Hayward had the romantic voice and the look to go with it that added to its other worldliness, but it was the message of the songs themselves that gave the Moody Blues their spiritual air. Are You Sitting Comfortably evoked the specter of Merlin the magician and as they entered the psychedelic age, Legend of a Mind used the image of Timothy Leary as a symbol of inner space travel.

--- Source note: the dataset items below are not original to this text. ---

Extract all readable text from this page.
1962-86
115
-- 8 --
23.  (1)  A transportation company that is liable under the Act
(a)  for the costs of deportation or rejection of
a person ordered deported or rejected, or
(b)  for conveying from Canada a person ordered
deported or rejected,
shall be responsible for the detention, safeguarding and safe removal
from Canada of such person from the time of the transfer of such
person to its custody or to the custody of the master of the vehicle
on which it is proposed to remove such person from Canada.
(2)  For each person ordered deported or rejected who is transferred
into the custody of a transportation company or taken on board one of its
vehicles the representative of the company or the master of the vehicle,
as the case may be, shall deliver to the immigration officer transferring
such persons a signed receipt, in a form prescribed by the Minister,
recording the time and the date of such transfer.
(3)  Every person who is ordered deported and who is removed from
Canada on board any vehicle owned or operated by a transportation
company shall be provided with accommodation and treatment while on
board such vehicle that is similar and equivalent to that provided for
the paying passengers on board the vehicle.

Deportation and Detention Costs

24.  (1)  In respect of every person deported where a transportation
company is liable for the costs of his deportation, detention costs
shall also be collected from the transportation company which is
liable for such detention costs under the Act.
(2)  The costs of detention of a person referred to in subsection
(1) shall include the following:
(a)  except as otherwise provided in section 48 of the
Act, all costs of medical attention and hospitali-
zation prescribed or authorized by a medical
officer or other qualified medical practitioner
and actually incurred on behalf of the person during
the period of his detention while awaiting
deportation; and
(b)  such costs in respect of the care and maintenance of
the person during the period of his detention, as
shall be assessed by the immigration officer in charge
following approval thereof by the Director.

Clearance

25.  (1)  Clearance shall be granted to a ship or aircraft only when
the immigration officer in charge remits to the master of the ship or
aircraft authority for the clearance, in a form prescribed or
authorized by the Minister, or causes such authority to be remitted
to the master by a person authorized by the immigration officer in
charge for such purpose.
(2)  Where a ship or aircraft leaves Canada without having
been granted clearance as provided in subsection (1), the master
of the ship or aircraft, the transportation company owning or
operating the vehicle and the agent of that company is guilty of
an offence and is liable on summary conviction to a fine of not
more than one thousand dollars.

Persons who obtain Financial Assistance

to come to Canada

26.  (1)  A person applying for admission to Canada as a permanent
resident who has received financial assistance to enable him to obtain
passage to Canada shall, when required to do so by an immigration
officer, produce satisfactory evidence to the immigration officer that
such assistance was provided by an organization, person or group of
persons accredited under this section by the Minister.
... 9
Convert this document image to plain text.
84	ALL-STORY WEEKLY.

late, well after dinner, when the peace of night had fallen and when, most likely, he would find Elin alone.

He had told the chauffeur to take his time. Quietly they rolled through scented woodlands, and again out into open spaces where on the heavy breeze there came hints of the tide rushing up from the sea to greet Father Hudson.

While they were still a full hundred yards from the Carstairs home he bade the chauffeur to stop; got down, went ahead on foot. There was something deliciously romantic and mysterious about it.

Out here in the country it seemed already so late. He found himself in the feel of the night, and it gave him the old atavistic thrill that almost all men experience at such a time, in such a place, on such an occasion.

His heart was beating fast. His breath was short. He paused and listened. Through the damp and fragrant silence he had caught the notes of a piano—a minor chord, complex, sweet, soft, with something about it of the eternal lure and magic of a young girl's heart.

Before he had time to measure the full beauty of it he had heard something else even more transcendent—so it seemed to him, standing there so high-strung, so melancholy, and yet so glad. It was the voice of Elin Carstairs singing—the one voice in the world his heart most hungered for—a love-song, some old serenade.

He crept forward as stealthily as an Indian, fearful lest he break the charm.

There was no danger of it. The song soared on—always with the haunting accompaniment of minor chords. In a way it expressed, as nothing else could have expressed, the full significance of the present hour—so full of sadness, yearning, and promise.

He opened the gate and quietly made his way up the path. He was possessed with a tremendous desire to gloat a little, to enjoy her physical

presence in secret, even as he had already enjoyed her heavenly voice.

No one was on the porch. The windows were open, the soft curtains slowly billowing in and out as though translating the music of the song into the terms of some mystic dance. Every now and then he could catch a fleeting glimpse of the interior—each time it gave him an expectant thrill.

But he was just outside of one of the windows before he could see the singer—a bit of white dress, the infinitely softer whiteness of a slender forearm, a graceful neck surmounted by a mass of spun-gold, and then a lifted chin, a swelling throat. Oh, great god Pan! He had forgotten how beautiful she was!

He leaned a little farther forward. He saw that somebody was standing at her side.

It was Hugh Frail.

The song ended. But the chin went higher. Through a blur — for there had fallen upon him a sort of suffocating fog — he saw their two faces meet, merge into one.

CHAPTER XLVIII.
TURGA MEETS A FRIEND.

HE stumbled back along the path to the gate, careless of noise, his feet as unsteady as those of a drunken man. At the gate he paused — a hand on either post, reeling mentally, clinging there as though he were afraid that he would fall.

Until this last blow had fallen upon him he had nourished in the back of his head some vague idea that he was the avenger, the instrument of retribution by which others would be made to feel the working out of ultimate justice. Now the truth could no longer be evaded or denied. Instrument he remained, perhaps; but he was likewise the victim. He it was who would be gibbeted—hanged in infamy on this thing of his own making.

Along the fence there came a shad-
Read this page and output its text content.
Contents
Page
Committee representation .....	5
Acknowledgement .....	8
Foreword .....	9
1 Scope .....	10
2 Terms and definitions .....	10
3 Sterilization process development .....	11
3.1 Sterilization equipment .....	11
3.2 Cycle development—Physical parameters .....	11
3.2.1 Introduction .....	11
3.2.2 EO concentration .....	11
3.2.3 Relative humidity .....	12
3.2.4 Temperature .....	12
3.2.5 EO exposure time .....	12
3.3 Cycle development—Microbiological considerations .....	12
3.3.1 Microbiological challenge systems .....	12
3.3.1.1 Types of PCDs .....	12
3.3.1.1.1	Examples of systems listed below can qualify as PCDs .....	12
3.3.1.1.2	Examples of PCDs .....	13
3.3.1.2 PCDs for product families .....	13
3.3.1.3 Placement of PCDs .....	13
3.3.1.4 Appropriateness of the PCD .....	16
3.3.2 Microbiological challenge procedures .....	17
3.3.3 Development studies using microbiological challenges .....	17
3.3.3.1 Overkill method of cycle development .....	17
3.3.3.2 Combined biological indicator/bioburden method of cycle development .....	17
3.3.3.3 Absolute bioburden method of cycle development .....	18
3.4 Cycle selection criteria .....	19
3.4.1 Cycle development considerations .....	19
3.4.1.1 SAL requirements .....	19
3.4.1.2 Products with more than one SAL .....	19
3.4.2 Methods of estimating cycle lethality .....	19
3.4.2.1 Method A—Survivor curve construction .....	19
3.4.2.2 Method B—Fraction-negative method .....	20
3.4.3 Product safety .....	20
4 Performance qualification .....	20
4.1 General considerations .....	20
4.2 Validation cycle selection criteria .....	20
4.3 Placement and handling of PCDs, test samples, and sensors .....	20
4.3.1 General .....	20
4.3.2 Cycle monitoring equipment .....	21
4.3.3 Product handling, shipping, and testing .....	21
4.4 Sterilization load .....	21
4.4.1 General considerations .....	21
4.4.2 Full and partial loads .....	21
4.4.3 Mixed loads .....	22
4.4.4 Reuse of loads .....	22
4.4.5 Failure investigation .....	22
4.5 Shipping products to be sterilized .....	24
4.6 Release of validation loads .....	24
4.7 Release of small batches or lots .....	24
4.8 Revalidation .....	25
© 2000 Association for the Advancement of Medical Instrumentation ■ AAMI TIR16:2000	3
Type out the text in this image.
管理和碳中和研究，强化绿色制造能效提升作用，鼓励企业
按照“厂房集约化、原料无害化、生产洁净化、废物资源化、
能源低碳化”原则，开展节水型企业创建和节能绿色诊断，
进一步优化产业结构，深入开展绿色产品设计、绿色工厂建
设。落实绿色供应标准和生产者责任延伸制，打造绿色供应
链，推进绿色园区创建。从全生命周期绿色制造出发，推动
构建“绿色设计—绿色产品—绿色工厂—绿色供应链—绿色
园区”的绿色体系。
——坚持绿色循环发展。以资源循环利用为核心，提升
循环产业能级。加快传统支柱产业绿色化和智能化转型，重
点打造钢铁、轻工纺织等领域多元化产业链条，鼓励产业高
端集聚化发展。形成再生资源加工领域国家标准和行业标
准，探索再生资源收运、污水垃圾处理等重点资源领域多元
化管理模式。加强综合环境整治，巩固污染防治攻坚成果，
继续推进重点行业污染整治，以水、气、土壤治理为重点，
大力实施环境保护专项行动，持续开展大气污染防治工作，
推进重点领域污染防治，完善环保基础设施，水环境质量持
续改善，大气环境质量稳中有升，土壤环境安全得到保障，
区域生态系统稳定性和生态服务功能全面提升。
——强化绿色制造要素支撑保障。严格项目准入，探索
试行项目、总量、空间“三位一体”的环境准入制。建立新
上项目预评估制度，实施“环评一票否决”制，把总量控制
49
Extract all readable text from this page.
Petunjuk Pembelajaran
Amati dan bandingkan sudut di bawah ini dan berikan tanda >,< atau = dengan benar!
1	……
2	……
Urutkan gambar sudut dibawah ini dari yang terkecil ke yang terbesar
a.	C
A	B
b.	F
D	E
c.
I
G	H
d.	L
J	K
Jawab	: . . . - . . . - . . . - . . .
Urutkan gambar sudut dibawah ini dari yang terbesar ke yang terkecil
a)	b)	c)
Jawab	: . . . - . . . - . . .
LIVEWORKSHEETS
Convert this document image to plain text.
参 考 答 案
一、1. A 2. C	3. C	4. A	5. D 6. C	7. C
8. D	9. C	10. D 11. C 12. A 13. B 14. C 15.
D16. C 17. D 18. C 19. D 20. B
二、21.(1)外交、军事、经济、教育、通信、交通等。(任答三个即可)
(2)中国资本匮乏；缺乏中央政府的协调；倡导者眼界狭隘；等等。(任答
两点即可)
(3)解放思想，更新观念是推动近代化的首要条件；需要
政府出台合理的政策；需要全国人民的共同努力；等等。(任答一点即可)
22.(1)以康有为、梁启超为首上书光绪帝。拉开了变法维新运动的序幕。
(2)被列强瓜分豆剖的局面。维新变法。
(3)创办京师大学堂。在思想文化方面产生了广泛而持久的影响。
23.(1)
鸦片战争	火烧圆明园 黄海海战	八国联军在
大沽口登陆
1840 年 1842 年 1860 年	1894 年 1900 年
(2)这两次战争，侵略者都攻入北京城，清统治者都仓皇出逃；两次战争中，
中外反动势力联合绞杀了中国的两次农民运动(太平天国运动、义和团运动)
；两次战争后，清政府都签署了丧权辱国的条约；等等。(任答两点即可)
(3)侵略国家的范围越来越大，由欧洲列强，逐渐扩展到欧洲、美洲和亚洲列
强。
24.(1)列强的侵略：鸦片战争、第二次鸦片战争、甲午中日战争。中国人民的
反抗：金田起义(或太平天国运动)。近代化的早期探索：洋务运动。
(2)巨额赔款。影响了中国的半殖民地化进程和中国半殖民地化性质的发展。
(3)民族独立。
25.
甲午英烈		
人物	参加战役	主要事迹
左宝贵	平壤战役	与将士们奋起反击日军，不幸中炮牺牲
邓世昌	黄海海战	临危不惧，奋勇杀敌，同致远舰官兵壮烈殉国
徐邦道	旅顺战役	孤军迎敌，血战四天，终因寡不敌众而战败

Of all the members of the Moody Blues, it is perhaps Ray Thomas, the band’s flautist, who best managed the fans’ perception of the band. He is the author of Veteran Cosmic Rocker, which directly acknowledges the band’s image, and songs like My Little Lovely with references to “fairy dust and fairy glue” help cement their image as a fairy tale character. While John Lodge could write a song called I’m Just A Singer In A Rock And Roll Band, denouncing the band’s image of them as having some esoteric knowledge that is only mockingly scattered among their waiting, searching fans. of some “truth”, Ray acknowledges the perception without giving him any credit but enjoying himself nonetheless.
Lastly, there is a great irony in the song Nothing Changes from the CD Strange Times released in 1999 and perhaps the last record in the Moody Blues discography to feature Ray. In it is a litany of dates and events predicted throughout the literature as times of apprehension; 1984 (George Orwell), 1986 (the passing of Halley’s comet), and 2001 (A Space Odyssey or like M2K, the fear of the millennium at the end of time), and for all of them they profess; nothing changes. The irony is that after September 11, 2001, everything changed. So much for the Moody Blues knowing something that we don’t.